In the literature, risk factors associated with drug pancreatitis have been described, of which our patient presented advanced age and vascular risk factors. As a result of these factors an increase in pancreatic toxicity may have occurred, due to atherosclerosis of mesenteric vessels, resulting in furosemide making the perfusion worse by diuresis and intravascular volume depletion⁸. However, the exact mechanism is not yet known. However, some hypotheses include that furosemide could stimulate exocrine secretion of the pancreas, or mechanisms of hypersensitivity or immune response against a drug-protein. As evidenced in multiple reports, there are many confounding factors, but they only increase pancreatic susceptibility. In our case, the precipitating event is the administration of furosemide.
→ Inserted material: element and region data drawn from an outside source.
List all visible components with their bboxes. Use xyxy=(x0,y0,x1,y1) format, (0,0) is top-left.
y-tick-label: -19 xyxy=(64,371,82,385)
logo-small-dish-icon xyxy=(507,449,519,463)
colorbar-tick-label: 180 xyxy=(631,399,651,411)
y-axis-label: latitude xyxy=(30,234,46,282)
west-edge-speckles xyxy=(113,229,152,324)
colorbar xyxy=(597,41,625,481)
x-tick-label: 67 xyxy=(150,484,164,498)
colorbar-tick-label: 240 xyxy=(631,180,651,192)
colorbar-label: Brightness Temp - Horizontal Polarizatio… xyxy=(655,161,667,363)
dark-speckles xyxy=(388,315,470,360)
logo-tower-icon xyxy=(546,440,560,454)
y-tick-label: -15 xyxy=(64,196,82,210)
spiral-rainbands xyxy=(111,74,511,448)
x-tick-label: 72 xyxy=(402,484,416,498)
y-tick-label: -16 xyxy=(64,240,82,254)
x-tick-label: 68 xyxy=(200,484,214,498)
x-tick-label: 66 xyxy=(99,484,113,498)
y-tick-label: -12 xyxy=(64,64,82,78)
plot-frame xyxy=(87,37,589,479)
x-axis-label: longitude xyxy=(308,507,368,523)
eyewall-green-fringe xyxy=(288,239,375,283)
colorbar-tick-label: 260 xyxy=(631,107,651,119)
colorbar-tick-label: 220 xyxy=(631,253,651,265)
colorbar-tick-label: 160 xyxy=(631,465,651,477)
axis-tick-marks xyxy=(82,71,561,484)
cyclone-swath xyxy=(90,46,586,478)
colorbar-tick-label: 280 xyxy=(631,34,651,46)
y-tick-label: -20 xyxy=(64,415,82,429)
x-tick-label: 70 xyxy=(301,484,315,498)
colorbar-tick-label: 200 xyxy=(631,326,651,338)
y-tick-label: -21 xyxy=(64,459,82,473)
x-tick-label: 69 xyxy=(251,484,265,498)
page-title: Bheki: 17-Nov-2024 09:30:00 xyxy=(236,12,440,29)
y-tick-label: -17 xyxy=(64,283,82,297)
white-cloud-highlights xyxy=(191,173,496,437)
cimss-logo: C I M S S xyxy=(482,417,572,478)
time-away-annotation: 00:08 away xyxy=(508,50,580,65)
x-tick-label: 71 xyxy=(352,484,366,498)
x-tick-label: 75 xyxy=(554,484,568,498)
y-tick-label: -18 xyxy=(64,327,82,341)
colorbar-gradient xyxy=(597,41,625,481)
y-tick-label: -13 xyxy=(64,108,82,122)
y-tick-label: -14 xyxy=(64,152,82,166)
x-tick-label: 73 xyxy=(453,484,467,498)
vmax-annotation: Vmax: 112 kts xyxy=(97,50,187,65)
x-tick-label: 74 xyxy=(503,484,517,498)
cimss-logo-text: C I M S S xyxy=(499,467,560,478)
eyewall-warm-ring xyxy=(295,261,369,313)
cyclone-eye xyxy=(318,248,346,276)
The present patient did not present capsule perforation or post-surgery bleeding. Berber-Deseusaa et al. present the case of a patient who presents capsule perforation during the intraoperative period¹. In our case, pancreatitis was mild, presenting improvement on the eighth post-surgery day after dialysis. However, the case reported by Berber-Deseusaa et al. presented severe necrotizing pancreatitis, leading to the death of the patient¹.

Acute pancreatitis is an infrequent complication reported after TURP^1,9–11; it can delay diagnosis if it is not considered as a possibility¹. In our patient, the surgery was without complication, unlike previous cases presented in the literature where capsule perforation was observed¹. The present surgical time was 55 minutes.

On the other hand, the evolution of our patient was favourable in contrast to what was presented by Berber et al., where the two patients presented unfavourable evolution with acute renal failure, ventilatory-circulatory deterioration, and death¹.

Conclusions

The clinical features of pancreatitis following TURP surgery has been reported previously in the literature but infrequently. This condition should be suspected when dealing with pain in the epigastrium post TURP. If this complication is suspected, imaging tests and pancreatic enzyme levels should be immediately requested, as it can have an unfavourable evolution until death.

Data availability

All data underlying the results are available as part of the article and no additional source data are required.

Consent

Written informed consent for publication of their clinical details and clinical images was obtained from the patient.